Monday, November 29, 2010

Unconditional Love Ain't Perfect

It amazes me each time I meet people who seem to believe that love will cure everything or save anyone if you just love enough. If you believe that, then try loving a fear-aggressive dog out of growling and biting, or an addicted loved one out of drinking or using. It just doesn't work.

You can love the children you raise with all your heart and soul, but unless you have created rules and boundaries and taught life skills, they can still sink into a sad and futile existence. I think that PAs (potential adopters) believe that loving the child they adopt will make everything okay and that is one of the biggest fallacies, going. In thinking that way, they overlook the fact that there is a very real and painful issue in the life of that child which needs to be acknowledged and addressed. Sending the woman who gave birth to that child a few pictures and a letter once a year is NOT going to cut it.

I love all of my children, no matter what they say or do. But I do not support them in destructive, self-defeating or criminal behavior. My grandmother once said about my father, the proverbial black sheep, that she loved him and if he were to kill someone (which he never did..he wasn't that far gone), she would hold his hand all the way to the electric chair. But she wouldn't try to save him from facing the consequences of his actions. It's hard for a lot of people to see the love in that, but it's there.

When we finally are reunited with our adult, surrendered children, I see a lot of us wanting to indulge, coddle and coo while the adoptee is wondering what the Hell is going on. This is, for many an adopted person, a new concept. Most of us were made mothers when we gestated and gave birth and we will react and respond as mothers. To expect anything else of us is unrealistic. And, for us to expect an instant response and understanding of our motherhood is also unrealistic. So we're screwed from the get-go if we don't get a handle on expectations and understanding early on.

When raised and surrendered children are born, they don't come with how-to manuals with clear guidelines. Most of us just do the best we can and learn as we go. We love our children with all our hearts and souls, but we can make mistakes along the way. That is when love should be the fuel that runs the problem-solving engine. Love, on its own, is not enough.

Loving unconditionally doesn't mean loving perfectly.
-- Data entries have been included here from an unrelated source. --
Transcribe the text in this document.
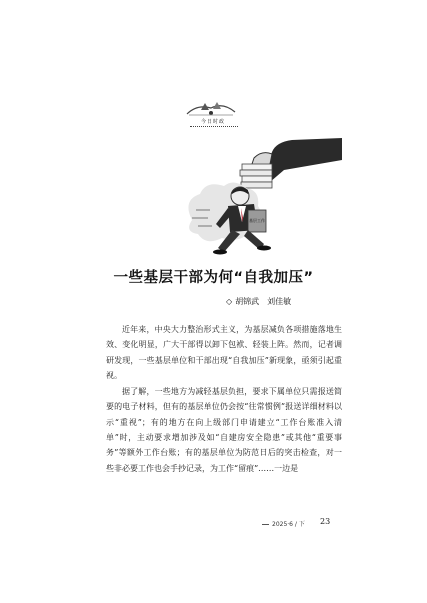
今日时政
基层工作
一些基层干部为何“自我加压”
◇ 胡锦武 刘佳敏

近年来，中央大力整治形式主义，为基层减负各项措施落地生效、变化明显，广大干部得以卸下包袱、轻装上阵。然而，记者调研发现，一些基层单位和干部出现“自我加压”新现象，亟须引起重视。

据了解，一些地方为减轻基层负担，要求下属单位只需报送简要的电子材料，但有的基层单位仍会按“往常惯例”报送详细材料以示“重视”；有的地方在向上级部门申请建立“工作台账准入清单”时，主动要求增加涉及如“自建房安全隐患”或其他“重要事务”等额外工作台账；有的基层单位为防范日后的突击检查，对一些非必要工作也会手抄记录，为工作“留痕”……一边是

2025·6 / 下 23
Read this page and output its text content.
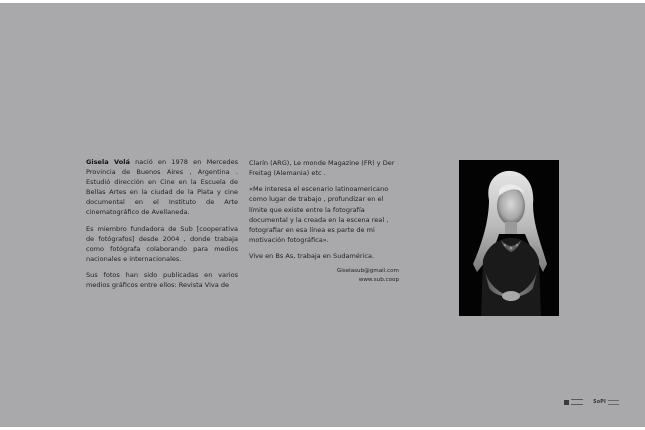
Gisela Volá nació en 1978 en Mercedes Provincia de Buenos Aires , Argentina . Estudió dirección en Cine en la Escuela de Bellas Artes en la ciudad de la Plata y cine documental en el Instituto de Arte cinematográfico de Avellaneda.

Es miembro fundadora de Sub [cooperativa de fotógrafos] desde 2004 , donde trabaja como fotógrafa colaborando para medios nacionales e internacionales.

Sus fotos han sido publicadas en varios medios gráficos entre ellos: Revista Viva de

Clarín (ARG), Le monde Magazine (FR) y Der Freitag (Alemania) etc .

«Me interesa el escenario latinoamericano como lugar de trabajo , profundizar en el límite que existe entre la fotografía documental y la creada en la escena real , fotografiar en esa línea es parte de mi motivación fotográfica».

Vive en Bs As, trabaja en Sudamérica.

Giselasub@gmail.com
www.sub.coop
SoPI
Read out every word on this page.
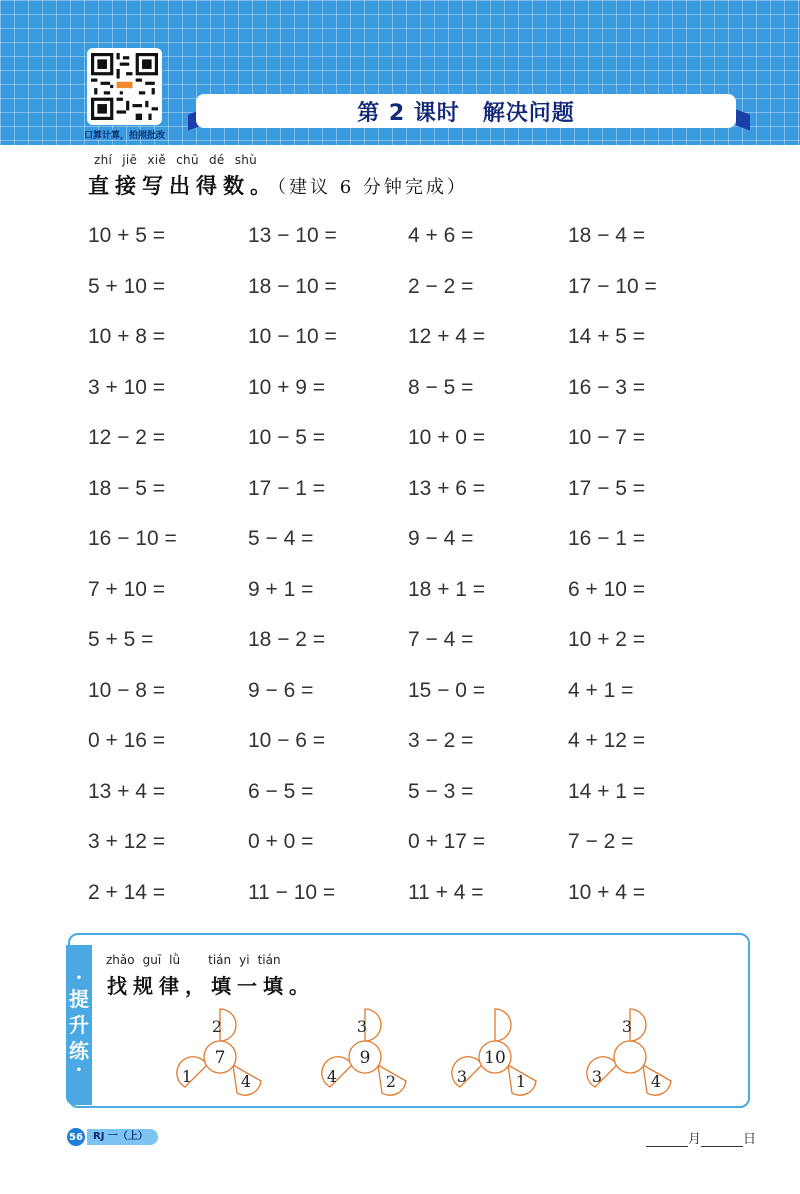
口算计算，拍照批改
第 2 课时　解决问题
zhí jiē xiě chū dé shù
直接写出得数。（建议 6 分钟完成）
10 + 5 =	13 − 10 =	4 + 6 =	18 − 4 =
5 + 10 =	18 − 10 =	2 − 2 =	17 − 10 =
10 + 8 =	10 − 10 =	12 + 4 =	14 + 5 =
3 + 10 =	10 + 9 =	8 − 5 =	16 − 3 =
12 − 2 =	10 − 5 =	10 + 0 =	10 − 7 =
18 − 5 =	17 − 1 =	13 + 6 =	17 − 5 =
16 − 10 =	5 − 4 =	9 − 4 =	16 − 1 =
7 + 10 =	9 + 1 =	18 + 1 =	6 + 10 =
5 + 5 =	18 − 2 =	7 − 4 =	10 + 2 =
10 − 8 =	9 − 6 =	15 − 0 =	4 + 1 =
0 + 16 =	10 − 6 =	3 − 2 =	4 + 12 =
13 + 4 =	6 − 5 =	5 − 3 =	14 + 1 =
3 + 12 =	0 + 0 =	0 + 17 =	7 − 2 =
2 + 14 =	11 − 10 =	11 + 4 =	10 + 4 =
•
提
升
练
•
zhǎo guī lǜ tián yi tián
找规律，填一填。
7
2
1	4
9
3
4	2
10
3	1
3
3	4
56	RJ 一（上）	月	日
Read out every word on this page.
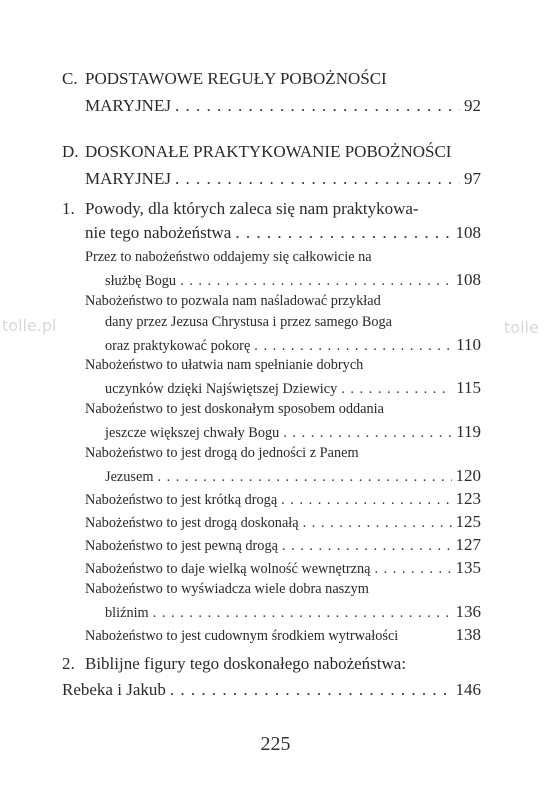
tolle.pl	tolle
C. PODSTAWOWE REGUŁY POBOŻNOŚCI
MARYJNEJ . . .	92
D. DOSKONAŁE PRAKTYKOWANIE POBOŻNOŚCI
MARYJNEJ . . .	97
1. Powody, dla których zaleca się nam praktykowa-
nie tego nabożeństwa . . .	108
Przez to nabożeństwo oddajemy się całkowicie na
służbę Bogu . . .	108
Nabożeństwo to pozwala nam naśladować przykład
dany przez Jezusa Chrystusa i przez samego Boga
oraz praktykować pokorę . . .	110
Nabożeństwo to ułatwia nam spełnianie dobrych
uczynków dzięki Najświętszej Dziewicy . . .	115
Nabożeństwo to jest doskonałym sposobem oddania
jeszcze większej chwały Bogu . . .	119
Nabożeństwo to jest drogą do jedności z Panem
Jezusem . . .	120
Nabożeństwo to jest krótką drogą . . .	123
Nabożeństwo to jest drogą doskonałą . . .	125
Nabożeństwo to jest pewną drogą . . .	127
Nabożeństwo to daje wielką wolność wewnętrzną . . .	135
Nabożeństwo to wyświadcza wiele dobra naszym
bliźnim . . .	136
Nabożeństwo to jest cudownym środkiem wytrwałości	138
2. Biblijne figury tego doskonałego nabożeństwa:
Rebeka i Jakub . . .	146
225
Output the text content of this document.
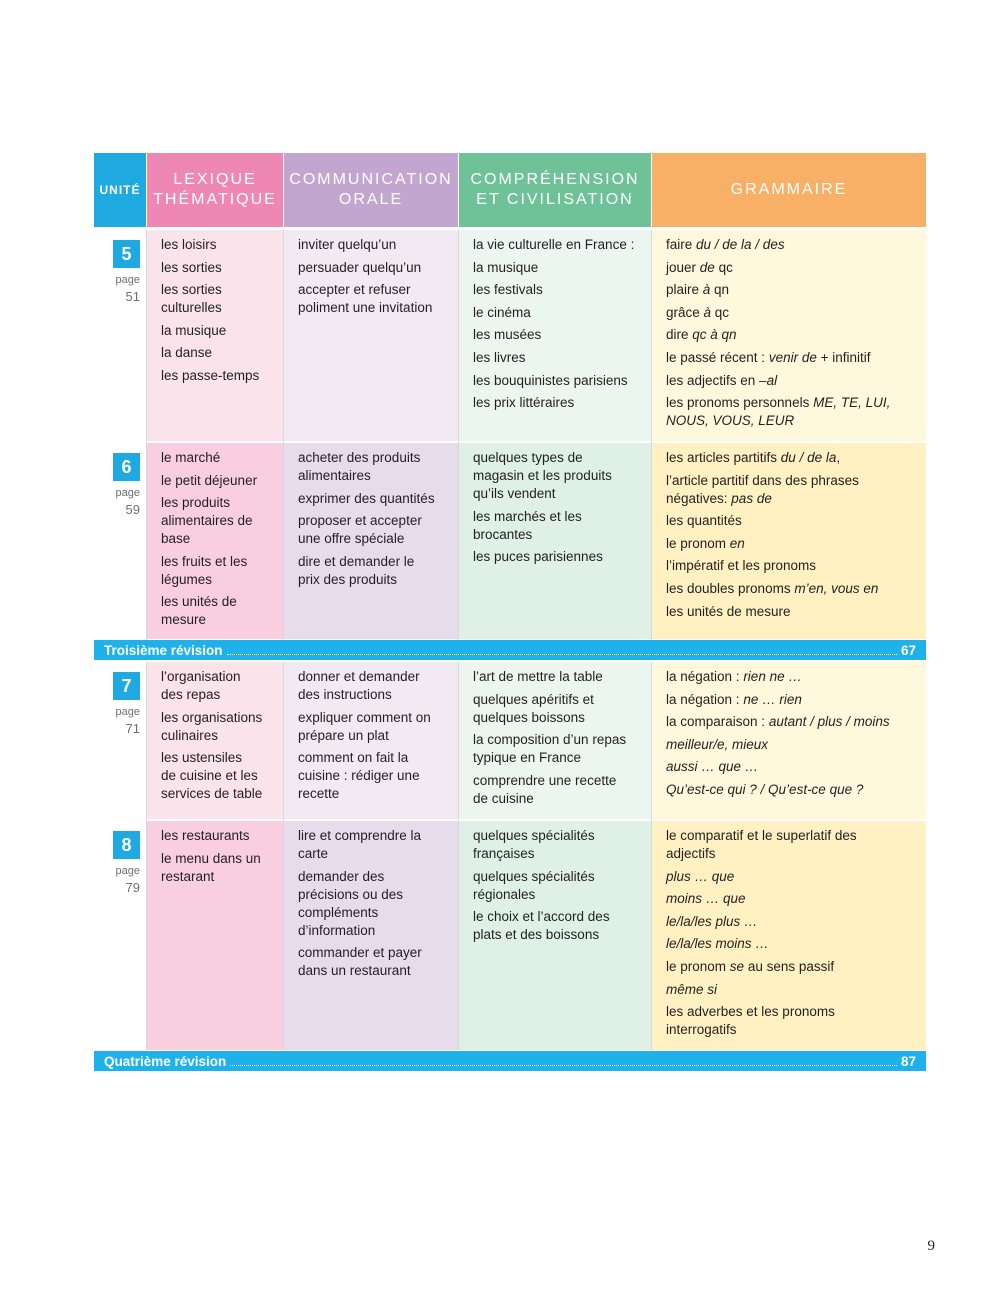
UNITÉ
LEXIQUE
THÉMATIQUE
COMMUNICATION
ORALE
COMPRÉHENSION
ET CIVILISATION
GRAMMAIRE
5
page
51
les loisirs
les sorties
les sorties
culturelles
la musique
la danse
les passe-temps
inviter quelqu’un
persuader quelqu’un
accepter et refuser
poliment une invitation
la vie culturelle en France :
la musique
les festivals
le cinéma
les musées
les livres
les bouquinistes parisiens
les prix littéraires
faire du / de la / des
jouer de qc
plaire à qn
grâce à qc
dire qc à qn
le passé récent : venir de + infinitif
les adjectifs en –al
les pronoms personnels ME, TE, LUI,
NOUS, VOUS, LEUR
6
page
59
le marché
le petit déjeuner
les produits
alimentaires de
base
les fruits et les
légumes
les unités de
mesure
acheter des produits
alimentaires
exprimer des quantités
proposer et accepter
une offre spéciale
dire et demander le
prix des produits
quelques types de
magasin et les produits
qu’ils vendent
les marchés et les
brocantes
les puces parisiennes
les articles partitifs du / de la,
l’article partitif dans des phrases
négatives: pas de
les quantités
le pronom en
l’impératif et les pronoms
les doubles pronoms m’en, vous en
les unités de mesure
7
page
71
l’organisation
des repas
les organisations
culinaires
les ustensiles
de cuisine et les
services de table
donner et demander
des instructions
expliquer comment on
prépare un plat
comment on fait la
cuisine : rédiger une
recette
l’art de mettre la table
quelques apéritifs et
quelques boissons
la composition d’un repas
typique en France
comprendre une recette
de cuisine
la négation : rien ne …
la négation : ne … rien
la comparaison : autant / plus / moins
meilleur/e, mieux
aussi … que …
Qu’est-ce qui ? / Qu’est-ce que ?
8
page
79
les restaurants
le menu dans un
restarant
lire et comprendre la
carte
demander des
précisions ou des
compléments
d’information
commander et payer
dans un restaurant
quelques spécialités
françaises
quelques spécialités
régionales
le choix et l’accord des
plats et des boissons
le comparatif et le superlatif des
adjectifs
plus … que
moins … que
le/la/les plus …
le/la/les moins …
le pronom se au sens passif
même si
les adverbes et les pronoms
interrogatifs
Troisième révision	67
Quatrième révision	87
9
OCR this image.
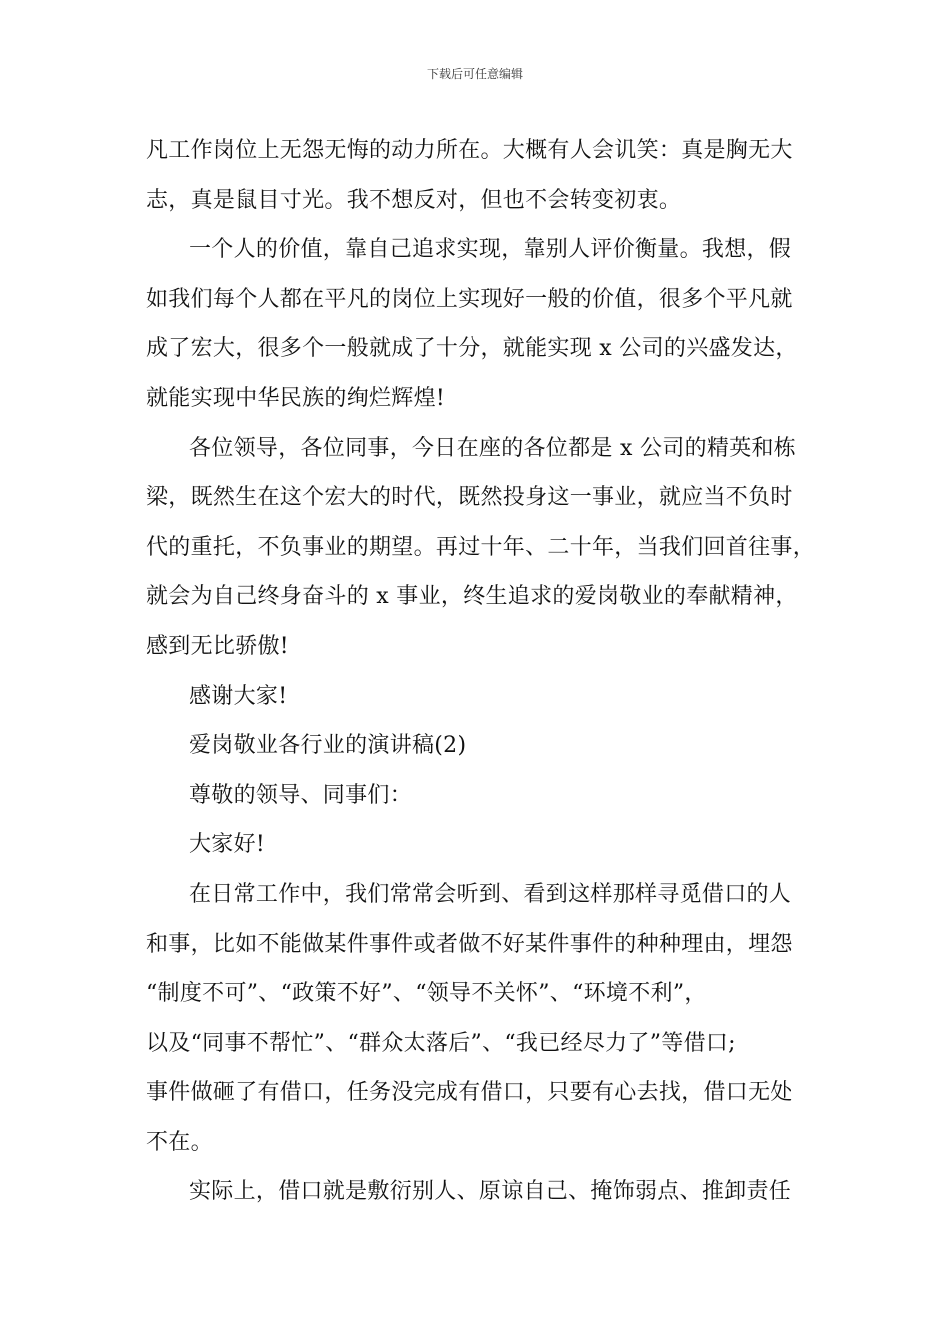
下载后可任意编辑
凡工作岗位上无怨无悔的动力所在。大概有人会讥笑：真是胸无大
志，真是鼠目寸光。我不想反对，但也不会转变初衷。
一个人的价值，靠自己追求实现，靠别人评价衡量。我想，假
如我们每个人都在平凡的岗位上实现好一般的价值，很多个平凡就
成了宏大，很多个一般就成了十分，就能实现 x 公司的兴盛发达，
就能实现中华民族的绚烂辉煌!
各位领导，各位同事，今日在座的各位都是 x 公司的精英和栋
梁，既然生在这个宏大的时代，既然投身这一事业，就应当不负时
代的重托，不负事业的期望。再过十年、二十年，当我们回首往事，
就会为自己终身奋斗的 x 事业，终生追求的爱岗敬业的奉献精神，
感到无比骄傲!
感谢大家!
爱岗敬业各行业的演讲稿(2)
尊敬的领导、同事们：
大家好!
在日常工作中，我们常常会听到、看到这样那样寻觅借口的人
和事，比如不能做某件事件或者做不好某件事件的种种理由，埋怨
“制度不可”、“政策不好”、“领导不关怀”、“环境不利”，
以及“同事不帮忙”、“群众太落后”、“我已经尽力了”等借口;
事件做砸了有借口，任务没完成有借口，只要有心去找，借口无处
不在。
实际上，借口就是敷衍别人、原谅自己、掩饰弱点、推卸责任
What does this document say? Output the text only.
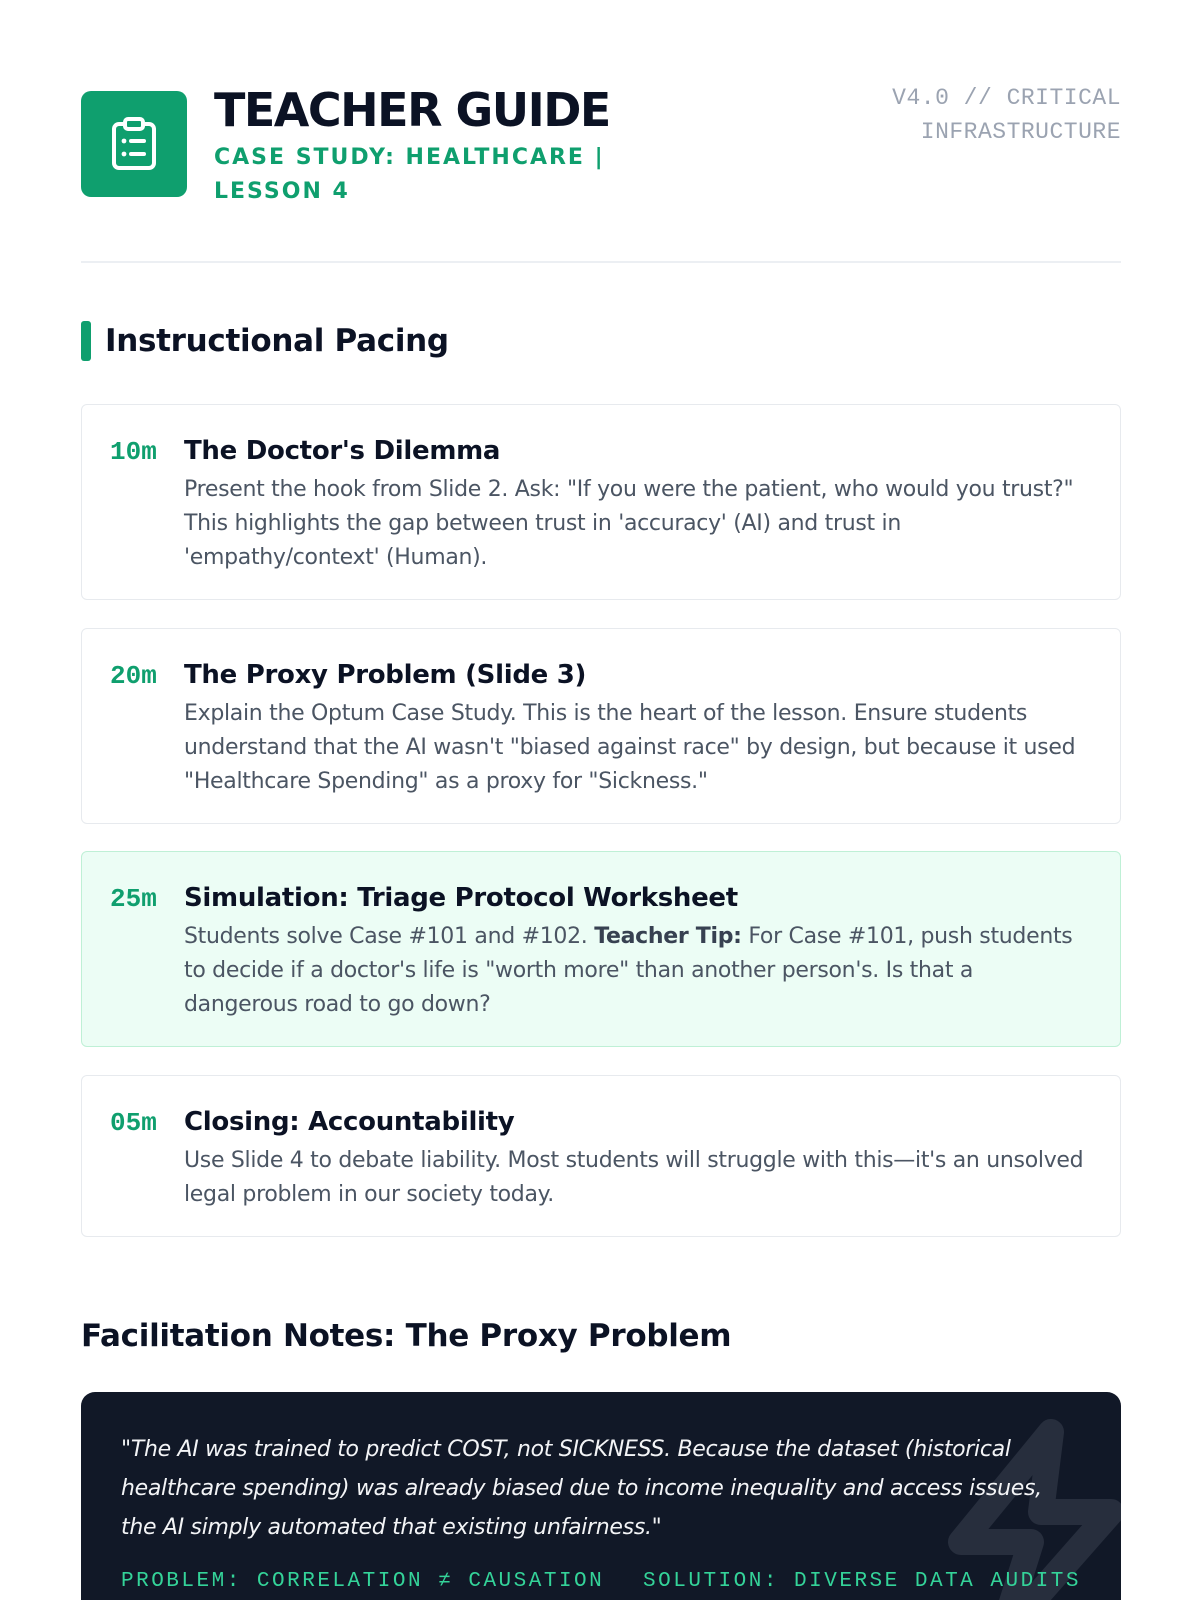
TEACHER GUIDE
CASE STUDY: HEALTHCARE | LESSON 4
V4.0 // CRITICAL
INFRASTRUCTURE
Instructional Pacing
10m The Doctor's Dilemma
Present the hook from Slide 2. Ask: "If you were the patient, who would you trust?" This highlights the gap between trust in 'accuracy' (AI) and trust in 'empathy/context' (Human).
20m The Proxy Problem (Slide 3)
Explain the Optum Case Study. This is the heart of the lesson. Ensure students understand that the AI wasn't "biased against race" by design, but because it used "Healthcare Spending" as a proxy for "Sickness."
25m Simulation: Triage Protocol Worksheet
Students solve Case #101 and #102. Teacher Tip: For Case #101, push students to decide if a doctor's life is "worth more" than another person's. Is that a dangerous road to go down?
05m Closing: Accountability
Use Slide 4 to debate liability. Most students will struggle with this—it's an unsolved legal problem in our society today.
Facilitation Notes: The Proxy Problem
"The AI was trained to predict COST, not SICKNESS. Because the dataset (historical healthcare spending) was already biased due to income inequality and access issues, the AI simply automated that existing unfairness."
PROBLEM: CORRELATION ≠ CAUSATION SOLUTION: DIVERSE DATA AUDITS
And it doesn't mean that we give until we are empty and expect nothing in return unless you are one of those professional martyr moms and that is a whole other blog. It means that, no matter what our child might do or say and how bad it might be, we love that child anyway. It does not condone nor accept bad behavior, verbal or physical abuse or emotional manipulations. It doesn't accept disregard for our worth and rights as people. But it does pretty much guarantee forgiveness when it is asked of us.

Mothers are human beings. We can be cracked, broken, burned and bedeviled by our traumas and miseries as badly as our children can be by our errors or the trauma of being adopted. Some mothers, unfortunately, don't know how to love themselves, even a little bit, so, though they may feel love for their children, expressing it appropriately is difficult.

Above all, even the best, wisest, most unconditionally loving mother in the world cannot fix their adult child. I remember the line in "Independence Day" when the estranged wife of Jeff Goldblum's character said that "love was never the problem" when speaking of their estrangement. Love, even of the unconditional variety, is not a miracle tonic. You can love with all the intensity of a mother and not be able to surmount other roadblocks to a relationship. We are left with what is and how we deal with it and each other is up to each of us.

But, for most of us, the love is there, unconditional, forgiving and even patient...to a point. The bitch of it is, as this nasty month of adoption-worship finally comes to a close, we wouldn't have to worry about any of this if we had been given the support to remain together as a family. Again, I am not speaking to the minority but to the many of us who truly wanted our children...ALL of them.

I would hope to see a day when this issue becomes a non-issue, when caring for children in need is done with true altruism and human, imperfect, unconditional love can be enjoyed by all. That would be Utopia with a bit of an edge, don't you think?



2 comments:

Von said...

We live in hope hey?

Lori said...

Robin - LOL - I have been trying to describe this very thing for a long time....thank you! So eloquent, in your usual style.